These so-called Diamond Open Access Journals do not ask for compensation to publish an article, neither from the scientists, nor from the universities. A good thing, says Laurens Kemp, PhD candidate at Clinical Psychology and one of the initiators of the appeal. “The publication fee for an open access article with a publisher with which UM has a contract, may run up to five thousand euro. Worldwide, a total of 1 billion dollars was paid on fees from 2015-2018. Researchers who are not connected to an institute, often can’t afford this. At the same time, a publisher like Elsevier has a profit margin of 37 per cent, that is just crazy.”
Kemp and his fellow organisers have set up a petition; anyone who signs it promises to publish an article through Diamond Open Access at least once in the next five years. “We consciously kept the threshold low. For us it is mainly about showing solidarity among scientists. It is very difficult to bring about change as an individual, but together we are stronger. If five hundred people sign the petition (the counter is currently at 73) we will also publish all the names. That way you can see who is in favour and encourage others.”
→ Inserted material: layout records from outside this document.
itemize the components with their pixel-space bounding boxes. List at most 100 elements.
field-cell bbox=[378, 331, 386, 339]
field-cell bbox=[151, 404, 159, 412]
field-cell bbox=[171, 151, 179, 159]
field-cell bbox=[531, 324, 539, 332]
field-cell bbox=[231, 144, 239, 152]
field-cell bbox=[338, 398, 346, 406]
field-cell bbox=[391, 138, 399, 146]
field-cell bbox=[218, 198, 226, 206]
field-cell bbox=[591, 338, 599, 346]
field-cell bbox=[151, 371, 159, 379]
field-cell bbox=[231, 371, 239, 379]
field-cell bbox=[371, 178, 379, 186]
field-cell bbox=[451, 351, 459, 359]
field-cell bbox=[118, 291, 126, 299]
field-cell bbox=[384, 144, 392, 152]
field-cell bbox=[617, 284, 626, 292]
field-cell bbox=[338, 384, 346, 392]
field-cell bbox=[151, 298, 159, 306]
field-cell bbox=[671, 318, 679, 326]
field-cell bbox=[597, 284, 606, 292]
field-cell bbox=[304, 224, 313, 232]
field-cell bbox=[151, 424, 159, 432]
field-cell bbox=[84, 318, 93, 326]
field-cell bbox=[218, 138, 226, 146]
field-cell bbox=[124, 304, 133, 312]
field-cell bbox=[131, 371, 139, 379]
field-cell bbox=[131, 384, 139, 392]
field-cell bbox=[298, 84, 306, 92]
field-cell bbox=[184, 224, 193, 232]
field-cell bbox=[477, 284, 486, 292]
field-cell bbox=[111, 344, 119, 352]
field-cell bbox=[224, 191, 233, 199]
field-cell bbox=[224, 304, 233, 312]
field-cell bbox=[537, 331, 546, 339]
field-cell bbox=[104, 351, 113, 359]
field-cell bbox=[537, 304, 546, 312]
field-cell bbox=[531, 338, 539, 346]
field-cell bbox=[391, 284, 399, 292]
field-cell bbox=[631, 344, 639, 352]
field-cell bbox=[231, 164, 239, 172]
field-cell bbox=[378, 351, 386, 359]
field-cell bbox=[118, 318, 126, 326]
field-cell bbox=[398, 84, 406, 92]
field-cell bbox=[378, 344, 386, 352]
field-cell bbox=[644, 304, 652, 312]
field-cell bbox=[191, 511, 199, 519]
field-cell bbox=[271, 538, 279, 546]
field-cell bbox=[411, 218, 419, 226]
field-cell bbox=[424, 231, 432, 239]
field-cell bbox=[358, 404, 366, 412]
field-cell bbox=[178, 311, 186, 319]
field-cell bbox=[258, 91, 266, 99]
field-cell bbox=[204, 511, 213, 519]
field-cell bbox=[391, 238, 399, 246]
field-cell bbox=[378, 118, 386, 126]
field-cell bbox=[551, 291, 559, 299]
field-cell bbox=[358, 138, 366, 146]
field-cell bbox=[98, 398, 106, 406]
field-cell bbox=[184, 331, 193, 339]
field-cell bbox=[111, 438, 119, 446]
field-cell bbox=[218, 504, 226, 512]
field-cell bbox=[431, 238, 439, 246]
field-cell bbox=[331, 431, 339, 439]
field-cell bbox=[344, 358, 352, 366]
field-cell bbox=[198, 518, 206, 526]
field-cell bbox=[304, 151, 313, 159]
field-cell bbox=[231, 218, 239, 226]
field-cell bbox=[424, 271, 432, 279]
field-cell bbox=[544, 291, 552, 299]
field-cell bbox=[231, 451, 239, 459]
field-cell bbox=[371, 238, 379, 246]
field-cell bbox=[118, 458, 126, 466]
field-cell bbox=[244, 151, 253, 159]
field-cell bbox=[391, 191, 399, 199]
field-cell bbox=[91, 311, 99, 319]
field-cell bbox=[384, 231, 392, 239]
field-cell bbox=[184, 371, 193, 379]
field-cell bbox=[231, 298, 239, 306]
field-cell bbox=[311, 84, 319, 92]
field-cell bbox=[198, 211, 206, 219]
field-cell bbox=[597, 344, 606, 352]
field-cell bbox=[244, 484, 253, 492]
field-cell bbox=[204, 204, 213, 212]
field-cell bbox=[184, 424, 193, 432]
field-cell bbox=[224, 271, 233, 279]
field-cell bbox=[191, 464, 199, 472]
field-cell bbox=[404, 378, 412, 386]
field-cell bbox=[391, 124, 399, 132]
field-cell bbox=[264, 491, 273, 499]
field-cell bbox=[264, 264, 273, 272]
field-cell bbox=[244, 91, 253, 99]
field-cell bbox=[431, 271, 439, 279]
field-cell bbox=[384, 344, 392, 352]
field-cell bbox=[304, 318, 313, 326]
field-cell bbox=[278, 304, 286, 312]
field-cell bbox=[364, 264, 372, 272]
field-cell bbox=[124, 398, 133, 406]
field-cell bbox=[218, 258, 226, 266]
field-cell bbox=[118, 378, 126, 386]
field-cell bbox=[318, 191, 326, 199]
It is not the first time that scientists from the Faculty of Psychology and Neuroscience (FPN) are making themselves heard in the open access debate. Last year the entire editorial staff of NeuroImage – the most important journal for imaging neuroscience – quit due to dissatisfaction about the amount that publisher Elsevier asked authors to pay for publishing an open access article. The editors subsequently set up a new open access journal, called Imaging Neuroscience.